Huckstepp's revelations provoked a media and political frenzy. She appeared on 60 Minutes soon after Lanfranchi's death and publicly accused Detective Rogerson of being a cold-blooded killer.

Her whistleblowing would lead to the two largest institutional responses to police corruption in Australian history, the establishment of an Independent Commission Against Corruption and the undertaking of the Wood Royal Commission.

The Wood Royal Commission uncovered countless instances of police corruption in NSW including bribery, money laundering, drug trafficking, fabrication of evidence, destruction of evidence, fraud and serious assaults.

Huckstepp's actions completely reshaped perceptions of NSW police and called for greater accountability, particularly within drug and "vice" enforcement. A documentary was made about Huckstepp's life and she began writing articles for magazines on her difficult life at the margins of society.

However, Huckstepp's life would be cut short in circumstances which raise serious questions about the risks whistleblowers take on in calling out police misconduct.

A MARTYR?

On the evening of her death, Huckstepp received a phone call, telling her roommate that she was meeting someone and would be back shortly. Most accounts believe this call was from convicted drug dealer Warren Richards, an associate of both Neddy Smith and Rogerson.

The discovery of her body would be headline news across the country. Yet, despite obvious inferences that her murder was payback for her heroism, the coroner concluded she was killed by "persons unknown".

Neddy Smith confessed to a cellmate some years later that he had killed Huckstepp as a favour to Rogerson, but later stated he had lied about this in order to promote a book he was writing.

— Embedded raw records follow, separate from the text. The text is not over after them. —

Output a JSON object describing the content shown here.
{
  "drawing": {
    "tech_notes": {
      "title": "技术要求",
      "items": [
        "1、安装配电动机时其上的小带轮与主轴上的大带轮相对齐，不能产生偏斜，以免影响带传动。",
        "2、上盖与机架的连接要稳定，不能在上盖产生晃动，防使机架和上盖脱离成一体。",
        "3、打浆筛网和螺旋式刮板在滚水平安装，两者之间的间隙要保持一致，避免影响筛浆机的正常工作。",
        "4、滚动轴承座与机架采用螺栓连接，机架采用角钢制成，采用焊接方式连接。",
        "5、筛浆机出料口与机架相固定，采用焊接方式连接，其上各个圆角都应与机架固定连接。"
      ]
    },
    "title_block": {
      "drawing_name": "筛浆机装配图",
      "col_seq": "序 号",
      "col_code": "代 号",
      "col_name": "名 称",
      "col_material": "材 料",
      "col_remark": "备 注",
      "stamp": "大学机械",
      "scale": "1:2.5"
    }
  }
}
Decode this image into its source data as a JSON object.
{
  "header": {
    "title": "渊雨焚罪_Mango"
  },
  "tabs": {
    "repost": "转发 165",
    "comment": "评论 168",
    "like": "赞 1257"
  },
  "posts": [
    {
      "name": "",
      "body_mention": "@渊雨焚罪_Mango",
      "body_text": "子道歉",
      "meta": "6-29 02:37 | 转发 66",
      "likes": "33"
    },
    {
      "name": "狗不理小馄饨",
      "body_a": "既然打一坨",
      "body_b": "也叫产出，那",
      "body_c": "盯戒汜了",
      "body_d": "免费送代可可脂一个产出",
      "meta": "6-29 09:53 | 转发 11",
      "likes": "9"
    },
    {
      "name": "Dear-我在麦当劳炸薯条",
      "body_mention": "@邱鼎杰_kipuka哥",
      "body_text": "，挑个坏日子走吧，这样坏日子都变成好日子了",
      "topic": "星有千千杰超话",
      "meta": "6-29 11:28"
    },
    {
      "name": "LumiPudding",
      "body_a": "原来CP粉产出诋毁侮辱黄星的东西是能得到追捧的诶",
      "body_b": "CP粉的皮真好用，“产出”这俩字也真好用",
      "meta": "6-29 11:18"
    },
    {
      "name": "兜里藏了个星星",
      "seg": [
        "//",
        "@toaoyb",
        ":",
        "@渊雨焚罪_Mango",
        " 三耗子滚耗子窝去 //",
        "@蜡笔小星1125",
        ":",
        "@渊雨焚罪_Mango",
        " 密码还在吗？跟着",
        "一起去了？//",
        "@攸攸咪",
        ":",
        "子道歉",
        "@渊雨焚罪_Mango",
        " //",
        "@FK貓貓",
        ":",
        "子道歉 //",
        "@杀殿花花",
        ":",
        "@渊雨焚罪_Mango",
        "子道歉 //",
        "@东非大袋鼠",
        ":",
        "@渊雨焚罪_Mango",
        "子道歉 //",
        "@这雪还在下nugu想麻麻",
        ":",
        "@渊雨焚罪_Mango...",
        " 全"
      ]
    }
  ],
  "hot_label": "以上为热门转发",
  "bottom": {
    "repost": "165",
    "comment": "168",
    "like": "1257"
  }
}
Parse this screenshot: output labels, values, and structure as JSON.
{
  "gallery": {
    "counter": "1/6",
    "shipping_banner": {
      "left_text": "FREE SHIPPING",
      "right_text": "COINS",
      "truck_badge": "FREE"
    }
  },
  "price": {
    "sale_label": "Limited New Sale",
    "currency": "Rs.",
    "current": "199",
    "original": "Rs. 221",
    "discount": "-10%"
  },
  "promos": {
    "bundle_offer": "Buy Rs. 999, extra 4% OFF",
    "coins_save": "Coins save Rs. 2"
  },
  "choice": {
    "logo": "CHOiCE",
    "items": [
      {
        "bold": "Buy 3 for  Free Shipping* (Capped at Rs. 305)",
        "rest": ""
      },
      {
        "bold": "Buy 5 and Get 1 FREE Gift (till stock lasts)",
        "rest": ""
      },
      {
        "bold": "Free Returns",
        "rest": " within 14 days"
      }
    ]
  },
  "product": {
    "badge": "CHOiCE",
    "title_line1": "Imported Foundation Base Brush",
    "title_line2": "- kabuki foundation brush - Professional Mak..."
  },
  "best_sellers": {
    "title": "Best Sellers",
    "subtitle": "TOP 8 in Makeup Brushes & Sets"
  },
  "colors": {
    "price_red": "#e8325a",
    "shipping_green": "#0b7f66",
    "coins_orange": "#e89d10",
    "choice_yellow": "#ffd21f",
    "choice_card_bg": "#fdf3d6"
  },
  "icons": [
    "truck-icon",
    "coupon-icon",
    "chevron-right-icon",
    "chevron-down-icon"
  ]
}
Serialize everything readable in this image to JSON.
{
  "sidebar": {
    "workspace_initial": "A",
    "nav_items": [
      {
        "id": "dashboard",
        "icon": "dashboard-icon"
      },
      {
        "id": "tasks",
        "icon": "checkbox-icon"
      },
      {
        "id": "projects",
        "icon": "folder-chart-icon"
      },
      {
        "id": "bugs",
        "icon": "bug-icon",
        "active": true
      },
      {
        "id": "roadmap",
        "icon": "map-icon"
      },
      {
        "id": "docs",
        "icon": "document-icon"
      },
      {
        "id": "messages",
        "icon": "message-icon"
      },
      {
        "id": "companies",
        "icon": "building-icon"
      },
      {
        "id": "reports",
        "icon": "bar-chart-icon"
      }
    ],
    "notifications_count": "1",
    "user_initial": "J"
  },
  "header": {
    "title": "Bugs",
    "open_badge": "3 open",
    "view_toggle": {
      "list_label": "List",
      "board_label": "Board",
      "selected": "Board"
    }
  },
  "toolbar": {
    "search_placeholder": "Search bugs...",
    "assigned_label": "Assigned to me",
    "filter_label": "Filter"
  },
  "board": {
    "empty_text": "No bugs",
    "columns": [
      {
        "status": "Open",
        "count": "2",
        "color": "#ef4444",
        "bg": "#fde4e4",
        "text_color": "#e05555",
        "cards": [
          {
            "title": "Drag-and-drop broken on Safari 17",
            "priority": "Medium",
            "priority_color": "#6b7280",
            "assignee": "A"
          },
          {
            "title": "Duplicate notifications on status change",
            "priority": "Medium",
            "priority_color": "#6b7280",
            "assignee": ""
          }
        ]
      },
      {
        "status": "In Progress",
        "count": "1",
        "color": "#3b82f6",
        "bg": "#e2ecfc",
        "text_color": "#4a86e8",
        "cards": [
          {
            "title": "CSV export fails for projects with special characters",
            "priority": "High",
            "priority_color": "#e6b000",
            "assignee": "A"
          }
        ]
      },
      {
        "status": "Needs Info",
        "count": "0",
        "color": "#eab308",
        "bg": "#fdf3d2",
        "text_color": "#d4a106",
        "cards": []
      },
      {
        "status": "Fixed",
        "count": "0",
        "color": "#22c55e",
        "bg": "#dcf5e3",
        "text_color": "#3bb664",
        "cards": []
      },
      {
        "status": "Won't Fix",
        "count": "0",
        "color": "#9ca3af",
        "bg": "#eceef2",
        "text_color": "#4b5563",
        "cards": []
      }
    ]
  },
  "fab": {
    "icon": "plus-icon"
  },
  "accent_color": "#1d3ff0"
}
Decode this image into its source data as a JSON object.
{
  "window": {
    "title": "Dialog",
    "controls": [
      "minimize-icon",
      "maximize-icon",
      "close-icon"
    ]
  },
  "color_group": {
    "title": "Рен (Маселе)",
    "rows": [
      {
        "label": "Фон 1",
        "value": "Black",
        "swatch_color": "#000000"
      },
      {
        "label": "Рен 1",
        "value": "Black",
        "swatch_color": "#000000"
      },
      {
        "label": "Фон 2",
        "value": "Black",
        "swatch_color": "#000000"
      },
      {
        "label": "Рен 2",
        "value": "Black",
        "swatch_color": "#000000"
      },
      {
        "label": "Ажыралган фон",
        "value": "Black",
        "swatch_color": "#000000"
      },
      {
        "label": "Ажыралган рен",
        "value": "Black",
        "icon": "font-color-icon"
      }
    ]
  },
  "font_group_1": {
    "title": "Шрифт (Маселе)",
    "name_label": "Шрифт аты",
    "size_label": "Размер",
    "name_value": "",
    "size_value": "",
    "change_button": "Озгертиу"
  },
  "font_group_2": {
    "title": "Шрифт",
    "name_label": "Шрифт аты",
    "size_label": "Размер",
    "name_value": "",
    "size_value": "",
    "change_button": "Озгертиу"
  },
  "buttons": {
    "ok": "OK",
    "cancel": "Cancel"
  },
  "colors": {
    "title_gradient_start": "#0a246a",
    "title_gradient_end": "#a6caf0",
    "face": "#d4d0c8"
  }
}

Rogerson himself had an alibi for the night of Huckstepp's murder, he was drinking with police prosecutor Mal Spence in a Merrylands pub.

In 2016, Rogerson along with fellow former police detective Glen McNamara, were found guilty of murdering Sydney man Jamie Gao during a drug deal.

Huckstepp's claims that Rogerson was a corrupt standover man and a ruthless killer were finally vindicated. Yet a resolution regarding her own murder remains out of sight, with the case remaining open to this day.

Huckstepp's sister, Debra Krivoshow, spoke to the Sydney Morning Herald, soon after the conviction of Rogerson, reflecting on her sister's legacy.

"If there is a lesson that Sallie-Anne would want young women today to take from her life, as short as it was" she noted, "speak out if you see injustice."